«Cosa cerca il cliente quando entra al bar?». È un’ottima domanda da farsi, ma per seconda. Perché la prima deve essere: «Come faccio a farlo entrare?».
Chi imbrocca entrambe le risposte, non avrà bisogno di chiedersi «Come faccio a farlo tornare?» perché ci penserà da solo il cliente a ripresentarsi (volentieri) alla porta.
Un cliente che, ci dicono le ricerche di mercato, è oggi sempre più cauto e selettivo nelle scelte. Perché i soldi che ha in tasca, che sono meno di quelli che vorrebbe avere, li vuole spendere bene. Nel senso di uscire soddisfatto dall’esperienza. E per fare una buona esperienza, nel bar dove va “deve succedere qualcosa”. Qualcosa di piacevole, di coinvolgente, che lo faccia uscire meglio di come è entrato. Più sollevato, più gratificato; esagerando: più felice.
E allora il bar diventa un luogo di sostanza: dove quello che conta, oltre a offrire cibi e bevande che non lesinano sulla qualità (le scelte da “braccino corto” mai come oggi sortiscono l’effetto boomerang) è la capacità di offrire una parola antica tornata moderna: ospitalità.
Con un coté moderno che si chiama sostenibilità. Questa volta nel senso di fare meno cose, ma meglio. Non per francescanesimo, ma per realismo. Anche per la necessità di fare i conti, sempre più spesso, con meno persone dello staff di quelle che occorrono. E che devono riorientare l’attenzione da quello che stanno facendo (nel bicchiere, nel piatto) alla persona per la quale lo stanno preparando.
Non è più tempo di orpelli, di sofisticatezze estreme, di menu senza fine. Non diciamo “poco ma buono”, ma “non troppo, ma eccellente”.

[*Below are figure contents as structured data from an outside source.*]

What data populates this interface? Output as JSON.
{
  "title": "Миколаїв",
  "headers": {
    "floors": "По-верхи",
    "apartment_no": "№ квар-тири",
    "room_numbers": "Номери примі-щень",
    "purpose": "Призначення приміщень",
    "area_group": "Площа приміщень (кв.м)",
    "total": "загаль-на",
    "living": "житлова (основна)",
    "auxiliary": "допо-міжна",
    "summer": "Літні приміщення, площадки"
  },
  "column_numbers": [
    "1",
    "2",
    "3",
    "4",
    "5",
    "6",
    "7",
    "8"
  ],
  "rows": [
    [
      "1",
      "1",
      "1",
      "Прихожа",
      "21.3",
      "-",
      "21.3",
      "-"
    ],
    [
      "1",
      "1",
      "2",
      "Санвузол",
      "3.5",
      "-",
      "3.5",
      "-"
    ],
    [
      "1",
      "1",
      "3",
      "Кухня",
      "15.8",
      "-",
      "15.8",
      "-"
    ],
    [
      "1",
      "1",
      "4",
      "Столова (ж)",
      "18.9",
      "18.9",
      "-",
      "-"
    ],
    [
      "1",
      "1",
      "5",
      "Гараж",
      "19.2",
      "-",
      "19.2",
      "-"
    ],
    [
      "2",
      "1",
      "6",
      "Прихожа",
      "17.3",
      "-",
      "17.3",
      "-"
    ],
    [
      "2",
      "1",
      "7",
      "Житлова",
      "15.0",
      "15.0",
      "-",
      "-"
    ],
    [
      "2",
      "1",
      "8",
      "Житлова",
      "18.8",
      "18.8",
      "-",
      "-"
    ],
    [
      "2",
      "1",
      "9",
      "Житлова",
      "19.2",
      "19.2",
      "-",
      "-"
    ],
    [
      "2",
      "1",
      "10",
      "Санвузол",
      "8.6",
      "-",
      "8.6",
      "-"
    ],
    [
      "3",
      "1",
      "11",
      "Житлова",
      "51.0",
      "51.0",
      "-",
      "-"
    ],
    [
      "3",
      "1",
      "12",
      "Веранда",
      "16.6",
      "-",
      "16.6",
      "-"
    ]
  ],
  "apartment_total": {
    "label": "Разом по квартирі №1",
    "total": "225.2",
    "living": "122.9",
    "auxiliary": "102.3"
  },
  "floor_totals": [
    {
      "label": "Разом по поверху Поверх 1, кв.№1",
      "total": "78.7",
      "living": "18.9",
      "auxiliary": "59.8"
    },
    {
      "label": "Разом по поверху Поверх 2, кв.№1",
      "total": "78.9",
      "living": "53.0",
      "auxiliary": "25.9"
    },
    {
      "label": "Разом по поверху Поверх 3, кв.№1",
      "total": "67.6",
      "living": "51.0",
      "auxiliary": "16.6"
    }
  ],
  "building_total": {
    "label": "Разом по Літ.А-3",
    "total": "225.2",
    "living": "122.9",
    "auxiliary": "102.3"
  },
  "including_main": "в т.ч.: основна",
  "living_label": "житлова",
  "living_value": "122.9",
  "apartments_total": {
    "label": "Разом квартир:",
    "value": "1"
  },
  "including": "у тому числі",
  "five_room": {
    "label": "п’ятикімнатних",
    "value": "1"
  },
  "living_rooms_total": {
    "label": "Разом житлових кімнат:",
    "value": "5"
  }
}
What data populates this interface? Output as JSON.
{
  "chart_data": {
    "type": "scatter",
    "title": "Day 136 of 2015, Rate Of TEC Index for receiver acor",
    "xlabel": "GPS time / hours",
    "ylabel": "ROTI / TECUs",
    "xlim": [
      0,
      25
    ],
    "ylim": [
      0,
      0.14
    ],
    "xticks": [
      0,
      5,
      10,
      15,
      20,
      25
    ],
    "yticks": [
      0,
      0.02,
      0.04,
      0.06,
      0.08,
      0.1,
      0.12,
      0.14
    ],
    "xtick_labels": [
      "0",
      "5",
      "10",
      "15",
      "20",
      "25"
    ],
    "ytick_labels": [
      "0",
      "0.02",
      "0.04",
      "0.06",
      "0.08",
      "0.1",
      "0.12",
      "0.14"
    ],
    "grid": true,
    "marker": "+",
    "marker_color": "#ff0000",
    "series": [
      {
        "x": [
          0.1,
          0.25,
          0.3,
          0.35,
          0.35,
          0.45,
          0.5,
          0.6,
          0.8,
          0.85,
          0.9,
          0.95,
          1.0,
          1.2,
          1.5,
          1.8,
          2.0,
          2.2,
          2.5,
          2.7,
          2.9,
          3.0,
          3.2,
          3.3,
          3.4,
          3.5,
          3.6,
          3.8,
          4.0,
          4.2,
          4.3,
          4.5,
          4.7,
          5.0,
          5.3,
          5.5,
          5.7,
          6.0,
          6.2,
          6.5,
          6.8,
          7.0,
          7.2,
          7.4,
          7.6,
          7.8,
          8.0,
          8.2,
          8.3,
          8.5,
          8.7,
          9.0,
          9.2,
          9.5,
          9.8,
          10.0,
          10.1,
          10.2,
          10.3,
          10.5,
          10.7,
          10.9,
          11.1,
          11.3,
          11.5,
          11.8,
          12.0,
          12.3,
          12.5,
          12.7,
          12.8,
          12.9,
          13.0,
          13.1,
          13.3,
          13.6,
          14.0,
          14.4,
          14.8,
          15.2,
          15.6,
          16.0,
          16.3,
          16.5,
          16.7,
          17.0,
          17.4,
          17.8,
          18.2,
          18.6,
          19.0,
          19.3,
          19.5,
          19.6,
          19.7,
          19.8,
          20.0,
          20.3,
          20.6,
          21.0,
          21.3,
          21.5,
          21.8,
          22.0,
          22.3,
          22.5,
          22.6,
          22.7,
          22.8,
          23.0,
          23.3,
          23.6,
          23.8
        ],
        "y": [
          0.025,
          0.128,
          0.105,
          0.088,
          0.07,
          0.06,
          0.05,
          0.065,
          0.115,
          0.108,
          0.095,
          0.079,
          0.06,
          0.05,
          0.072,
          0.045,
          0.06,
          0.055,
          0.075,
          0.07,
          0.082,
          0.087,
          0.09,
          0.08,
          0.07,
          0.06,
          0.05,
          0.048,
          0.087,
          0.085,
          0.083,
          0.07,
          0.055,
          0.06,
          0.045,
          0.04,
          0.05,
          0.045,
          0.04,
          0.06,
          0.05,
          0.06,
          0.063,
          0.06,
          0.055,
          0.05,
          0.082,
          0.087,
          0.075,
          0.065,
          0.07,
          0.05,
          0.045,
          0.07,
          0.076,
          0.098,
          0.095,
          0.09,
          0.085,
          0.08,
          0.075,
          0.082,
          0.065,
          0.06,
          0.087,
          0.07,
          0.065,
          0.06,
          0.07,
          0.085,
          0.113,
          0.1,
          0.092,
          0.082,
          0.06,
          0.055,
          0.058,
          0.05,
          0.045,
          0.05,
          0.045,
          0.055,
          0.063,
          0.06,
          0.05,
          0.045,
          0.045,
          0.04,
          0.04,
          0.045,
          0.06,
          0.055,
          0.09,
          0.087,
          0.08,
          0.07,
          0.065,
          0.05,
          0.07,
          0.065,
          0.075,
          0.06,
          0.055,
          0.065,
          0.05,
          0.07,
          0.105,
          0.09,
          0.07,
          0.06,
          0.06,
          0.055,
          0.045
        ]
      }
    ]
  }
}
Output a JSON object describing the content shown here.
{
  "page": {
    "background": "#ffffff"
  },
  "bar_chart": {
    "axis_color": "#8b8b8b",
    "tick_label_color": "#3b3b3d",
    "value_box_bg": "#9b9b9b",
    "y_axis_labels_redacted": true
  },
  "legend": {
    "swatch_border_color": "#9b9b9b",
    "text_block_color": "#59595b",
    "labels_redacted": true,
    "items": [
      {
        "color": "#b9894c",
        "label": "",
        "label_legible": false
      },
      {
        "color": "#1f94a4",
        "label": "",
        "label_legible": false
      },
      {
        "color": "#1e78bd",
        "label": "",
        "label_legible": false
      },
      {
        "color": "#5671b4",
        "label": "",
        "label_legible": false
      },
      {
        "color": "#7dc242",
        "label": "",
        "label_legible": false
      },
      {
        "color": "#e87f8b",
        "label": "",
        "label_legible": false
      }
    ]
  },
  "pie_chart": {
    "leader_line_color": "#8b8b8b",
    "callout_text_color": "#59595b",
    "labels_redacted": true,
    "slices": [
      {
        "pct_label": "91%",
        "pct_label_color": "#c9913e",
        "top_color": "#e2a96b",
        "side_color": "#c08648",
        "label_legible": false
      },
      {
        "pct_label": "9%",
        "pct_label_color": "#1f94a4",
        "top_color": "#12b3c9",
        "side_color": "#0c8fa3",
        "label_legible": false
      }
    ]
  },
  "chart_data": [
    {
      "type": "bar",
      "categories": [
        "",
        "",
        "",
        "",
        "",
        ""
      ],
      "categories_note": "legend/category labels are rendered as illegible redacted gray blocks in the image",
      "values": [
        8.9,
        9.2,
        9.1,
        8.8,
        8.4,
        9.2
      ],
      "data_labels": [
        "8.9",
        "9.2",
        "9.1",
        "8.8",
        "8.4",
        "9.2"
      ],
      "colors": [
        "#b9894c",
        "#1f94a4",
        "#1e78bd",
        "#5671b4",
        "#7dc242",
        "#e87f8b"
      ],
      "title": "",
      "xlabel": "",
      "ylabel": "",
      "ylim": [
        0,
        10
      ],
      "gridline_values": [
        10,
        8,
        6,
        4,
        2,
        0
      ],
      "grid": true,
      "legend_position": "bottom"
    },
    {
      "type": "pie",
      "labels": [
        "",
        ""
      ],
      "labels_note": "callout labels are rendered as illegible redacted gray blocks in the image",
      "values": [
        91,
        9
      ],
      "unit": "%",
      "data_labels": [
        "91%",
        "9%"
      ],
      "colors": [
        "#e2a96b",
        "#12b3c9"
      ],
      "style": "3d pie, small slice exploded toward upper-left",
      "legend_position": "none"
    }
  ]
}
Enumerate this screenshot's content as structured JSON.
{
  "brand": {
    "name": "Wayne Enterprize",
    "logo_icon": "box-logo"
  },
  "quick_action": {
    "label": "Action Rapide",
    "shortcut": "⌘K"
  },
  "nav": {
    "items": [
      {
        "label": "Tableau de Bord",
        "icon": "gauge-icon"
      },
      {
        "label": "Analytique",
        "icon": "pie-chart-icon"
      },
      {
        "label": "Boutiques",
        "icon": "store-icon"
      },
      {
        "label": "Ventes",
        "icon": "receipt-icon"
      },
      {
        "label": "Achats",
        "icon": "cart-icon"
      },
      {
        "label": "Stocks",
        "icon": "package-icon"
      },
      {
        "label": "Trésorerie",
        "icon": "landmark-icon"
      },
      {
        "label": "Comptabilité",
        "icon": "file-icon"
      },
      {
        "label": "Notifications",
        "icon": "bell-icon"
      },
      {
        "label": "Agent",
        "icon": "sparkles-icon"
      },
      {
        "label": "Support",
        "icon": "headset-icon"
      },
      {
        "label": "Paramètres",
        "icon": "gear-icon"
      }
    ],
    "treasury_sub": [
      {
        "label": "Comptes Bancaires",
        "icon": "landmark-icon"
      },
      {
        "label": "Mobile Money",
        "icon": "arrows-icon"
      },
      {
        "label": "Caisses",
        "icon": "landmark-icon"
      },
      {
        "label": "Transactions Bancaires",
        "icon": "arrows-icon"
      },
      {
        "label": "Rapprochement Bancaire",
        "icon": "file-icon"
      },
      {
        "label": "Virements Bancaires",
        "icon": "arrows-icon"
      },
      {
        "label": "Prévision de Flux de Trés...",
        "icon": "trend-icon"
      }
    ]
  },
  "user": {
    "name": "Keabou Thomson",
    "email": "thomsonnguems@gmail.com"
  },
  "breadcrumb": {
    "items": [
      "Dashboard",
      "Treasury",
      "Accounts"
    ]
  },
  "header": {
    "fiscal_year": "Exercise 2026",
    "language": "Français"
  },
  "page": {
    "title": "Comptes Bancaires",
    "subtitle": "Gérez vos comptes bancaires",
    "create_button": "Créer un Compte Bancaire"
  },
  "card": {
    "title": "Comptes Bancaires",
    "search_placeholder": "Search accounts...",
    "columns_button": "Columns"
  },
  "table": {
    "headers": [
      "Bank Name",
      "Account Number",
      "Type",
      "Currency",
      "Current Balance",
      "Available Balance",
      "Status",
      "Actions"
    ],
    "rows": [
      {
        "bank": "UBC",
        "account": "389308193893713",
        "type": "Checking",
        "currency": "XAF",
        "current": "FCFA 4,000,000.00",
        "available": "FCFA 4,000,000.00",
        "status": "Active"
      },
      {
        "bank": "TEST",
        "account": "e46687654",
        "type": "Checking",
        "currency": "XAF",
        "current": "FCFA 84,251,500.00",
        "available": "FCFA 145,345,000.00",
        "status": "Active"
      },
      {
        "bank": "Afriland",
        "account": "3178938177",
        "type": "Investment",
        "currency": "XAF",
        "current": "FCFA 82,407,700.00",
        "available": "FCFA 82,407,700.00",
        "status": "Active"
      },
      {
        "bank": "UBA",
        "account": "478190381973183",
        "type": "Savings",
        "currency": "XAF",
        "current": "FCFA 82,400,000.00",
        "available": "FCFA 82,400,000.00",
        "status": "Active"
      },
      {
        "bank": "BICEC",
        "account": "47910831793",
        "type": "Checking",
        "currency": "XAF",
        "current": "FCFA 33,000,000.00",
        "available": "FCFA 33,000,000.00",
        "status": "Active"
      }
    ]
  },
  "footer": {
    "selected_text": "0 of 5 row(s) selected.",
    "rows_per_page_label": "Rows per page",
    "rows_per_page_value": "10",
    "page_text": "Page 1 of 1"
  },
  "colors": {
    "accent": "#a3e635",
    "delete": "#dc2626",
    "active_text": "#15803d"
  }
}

Il mercato si divide in maniera sempre più netta tra chi lavora troppo poco e chi non riesce ad accontentare tutti. Questione di fortuna? «La fortuna è un dividendo del sudore. Più sudi, più diventi fortunato» è una delle frasi celebri di Ray Kroc, uno dei fondatori di McDonald’s.
Sudore, anche qui, inteso come sostanza. Quella cerebrale, che spinge a studiare come fare sempre meglio. E quella dei contenuti della relazione con il cliente.
Ma è richiesta più attenzione anche alle sostanze. Da maneggiare con cura. Nel cibo, è tempo di eliminare l’etichetta di “alternative” a tutte le scelte che sempre più persone fanno di rinunciare a questo, quello o quell’altro qualunque sia il motivo. Semplicemente, devono far parte del menu.
Nel beverage, va tenuta in seria considerazione (e adeguatamente soddisfatta) la tendenza di un numero crescente di giovani a ridurre o eliminare il tenore alcolico dai loro bicchieri. E il giro di vite dato dalla recente revisione del codice della strada contribuirà a rafforzare la tendenza.
La buona notizia è che il bar resta un luogo di riferimento per le persone di ieri e di oggi. Un luogo e un’esperienza a cui non si rinuncia a cuor leggero. Soprattutto se chi è dall’altra parte del banco è capace di trasformarlo in un “luogo del cuore”.